According to Van de Kolk’s The Body Keeps the Score, “having a good support network constitutes the single most powerful protection against becoming traumatized” by difficult experiences (212). I would propose that simply “having” is not enough; that one must actively engage with said network. I would also highlight the word "good," and remind the reader (as I now remind myself, often) that living healthily and happily requires being discerning, defining for ourselves what is good for us, who is good for us, and how we can be good to ourselves.

The interesting irony here is that, as I have become more introverted, I have started to put more effort into connecting with the people I truly resonate with - i.e., good people. I have even come to admit that I actually need others to survive, and to function well. Sometimes, this effort does feel like work, and sometimes it is frighteningly vulnerable. Connecting with others on a superficial level has always been easy for me; allowing others to feel safe to express their vulnerabilities has also come easily; but it has not been as easy for me to be the vulnerable one.

The more I contemplate my newfound introversion, the more I wonder if it is less introversion and more discernment. Probably it's both. I no longer wish to share my stories with just anyone; I want to know and trust the person first, and I want the relationship to be mutual. I do not want to share all my ups and downs with my yoga students; to me, the context of a studio class is not appropriate for that. And I have begun to accept that if someone wants to share their vulnerabilities with me but I do not feel comfortable sharing my vulnerabilities with them, it is okay for me to not to share; I need to feel safe too.

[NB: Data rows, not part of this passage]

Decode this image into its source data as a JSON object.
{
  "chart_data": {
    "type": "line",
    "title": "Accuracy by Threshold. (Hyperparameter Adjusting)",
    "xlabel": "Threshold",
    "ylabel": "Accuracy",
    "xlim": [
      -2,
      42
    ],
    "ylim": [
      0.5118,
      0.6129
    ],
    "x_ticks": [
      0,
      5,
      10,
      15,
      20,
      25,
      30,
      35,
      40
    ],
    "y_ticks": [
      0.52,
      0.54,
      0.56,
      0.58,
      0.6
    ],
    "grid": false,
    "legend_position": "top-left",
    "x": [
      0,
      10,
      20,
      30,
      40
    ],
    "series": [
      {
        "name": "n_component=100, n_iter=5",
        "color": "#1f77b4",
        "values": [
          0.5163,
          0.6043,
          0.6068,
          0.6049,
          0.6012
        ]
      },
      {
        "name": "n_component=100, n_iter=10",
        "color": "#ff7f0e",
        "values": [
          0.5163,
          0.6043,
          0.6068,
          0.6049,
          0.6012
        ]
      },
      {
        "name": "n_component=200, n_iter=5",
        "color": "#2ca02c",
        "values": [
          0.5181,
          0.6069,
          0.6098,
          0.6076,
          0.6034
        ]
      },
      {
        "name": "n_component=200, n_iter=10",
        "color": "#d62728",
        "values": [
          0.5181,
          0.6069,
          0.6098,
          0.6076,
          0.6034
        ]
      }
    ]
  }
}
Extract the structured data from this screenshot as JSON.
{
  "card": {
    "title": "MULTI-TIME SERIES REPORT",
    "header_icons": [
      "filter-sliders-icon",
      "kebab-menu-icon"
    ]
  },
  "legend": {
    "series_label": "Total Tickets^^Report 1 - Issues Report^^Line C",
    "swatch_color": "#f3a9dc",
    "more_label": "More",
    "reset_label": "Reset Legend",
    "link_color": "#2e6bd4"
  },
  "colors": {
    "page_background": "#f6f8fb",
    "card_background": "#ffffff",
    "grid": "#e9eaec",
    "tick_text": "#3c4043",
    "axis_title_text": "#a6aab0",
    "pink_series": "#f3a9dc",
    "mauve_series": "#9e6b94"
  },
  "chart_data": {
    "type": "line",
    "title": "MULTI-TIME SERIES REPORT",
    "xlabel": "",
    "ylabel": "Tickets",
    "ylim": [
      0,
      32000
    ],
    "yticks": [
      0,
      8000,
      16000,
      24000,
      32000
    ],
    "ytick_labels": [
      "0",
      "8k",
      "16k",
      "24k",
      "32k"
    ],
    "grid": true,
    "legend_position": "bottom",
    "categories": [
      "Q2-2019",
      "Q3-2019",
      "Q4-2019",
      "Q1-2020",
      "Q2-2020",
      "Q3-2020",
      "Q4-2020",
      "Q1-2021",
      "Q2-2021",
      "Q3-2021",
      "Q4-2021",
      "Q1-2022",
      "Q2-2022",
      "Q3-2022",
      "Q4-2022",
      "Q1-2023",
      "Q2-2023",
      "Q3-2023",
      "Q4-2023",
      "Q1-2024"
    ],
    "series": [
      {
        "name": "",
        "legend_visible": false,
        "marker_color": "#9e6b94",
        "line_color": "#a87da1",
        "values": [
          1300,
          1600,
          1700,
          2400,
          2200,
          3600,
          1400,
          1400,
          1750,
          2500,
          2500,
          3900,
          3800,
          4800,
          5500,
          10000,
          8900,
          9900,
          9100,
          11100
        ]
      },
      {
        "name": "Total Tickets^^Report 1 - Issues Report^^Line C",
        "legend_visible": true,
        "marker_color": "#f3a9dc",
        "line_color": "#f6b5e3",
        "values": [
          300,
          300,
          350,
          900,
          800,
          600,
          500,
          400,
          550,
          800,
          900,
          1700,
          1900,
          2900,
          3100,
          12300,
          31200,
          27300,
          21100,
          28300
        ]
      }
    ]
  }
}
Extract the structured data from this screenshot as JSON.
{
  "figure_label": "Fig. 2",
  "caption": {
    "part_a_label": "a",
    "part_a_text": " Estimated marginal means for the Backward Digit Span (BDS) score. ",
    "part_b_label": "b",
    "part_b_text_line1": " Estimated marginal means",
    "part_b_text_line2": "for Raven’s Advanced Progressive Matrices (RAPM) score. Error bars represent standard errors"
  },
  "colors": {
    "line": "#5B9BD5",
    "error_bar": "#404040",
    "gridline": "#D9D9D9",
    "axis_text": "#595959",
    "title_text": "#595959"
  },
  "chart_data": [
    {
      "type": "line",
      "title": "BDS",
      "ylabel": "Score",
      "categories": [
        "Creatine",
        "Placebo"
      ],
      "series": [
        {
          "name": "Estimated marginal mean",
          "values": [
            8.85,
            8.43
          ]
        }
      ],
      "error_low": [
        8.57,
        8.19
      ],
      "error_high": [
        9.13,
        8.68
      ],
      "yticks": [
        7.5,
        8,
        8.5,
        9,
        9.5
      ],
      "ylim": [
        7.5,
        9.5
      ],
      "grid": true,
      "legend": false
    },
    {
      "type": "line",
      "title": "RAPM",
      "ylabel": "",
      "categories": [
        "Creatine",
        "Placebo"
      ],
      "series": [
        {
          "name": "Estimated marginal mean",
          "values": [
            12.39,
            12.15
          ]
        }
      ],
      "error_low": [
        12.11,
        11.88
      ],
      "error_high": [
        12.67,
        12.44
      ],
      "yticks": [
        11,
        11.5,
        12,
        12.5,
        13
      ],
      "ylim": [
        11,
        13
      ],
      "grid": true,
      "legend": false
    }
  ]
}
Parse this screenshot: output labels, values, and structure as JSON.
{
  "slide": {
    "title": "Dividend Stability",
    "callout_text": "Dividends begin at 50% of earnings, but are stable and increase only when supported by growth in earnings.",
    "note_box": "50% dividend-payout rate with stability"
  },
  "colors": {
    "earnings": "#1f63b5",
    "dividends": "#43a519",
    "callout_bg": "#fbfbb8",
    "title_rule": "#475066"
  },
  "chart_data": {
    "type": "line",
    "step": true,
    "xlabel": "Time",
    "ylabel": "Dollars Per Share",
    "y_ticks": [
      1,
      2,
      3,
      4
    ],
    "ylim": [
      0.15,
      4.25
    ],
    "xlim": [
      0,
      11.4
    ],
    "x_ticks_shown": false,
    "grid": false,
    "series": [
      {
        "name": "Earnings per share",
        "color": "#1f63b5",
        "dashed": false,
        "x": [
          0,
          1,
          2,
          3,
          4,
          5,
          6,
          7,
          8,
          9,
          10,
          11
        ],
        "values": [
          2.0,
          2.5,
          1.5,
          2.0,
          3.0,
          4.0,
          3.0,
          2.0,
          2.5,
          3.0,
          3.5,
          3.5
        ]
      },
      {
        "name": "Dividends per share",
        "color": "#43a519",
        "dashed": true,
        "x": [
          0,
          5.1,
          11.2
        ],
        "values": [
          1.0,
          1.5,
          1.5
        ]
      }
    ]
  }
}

There is nothing wrong with presenting as stoic. Indeed, to know how to remain unflustered and non-reactive is essential for survival (thank you, yoga, for helping to cultivate these skills!). But when the context is appropriate for vulnerability, we do not need to remain stoic. We can cry, we can shout, we can express - this, too, is essential for survival! And perhaps most empowering to remember: we can determine who we fold into our “good support network,” so that we are not left to express alone.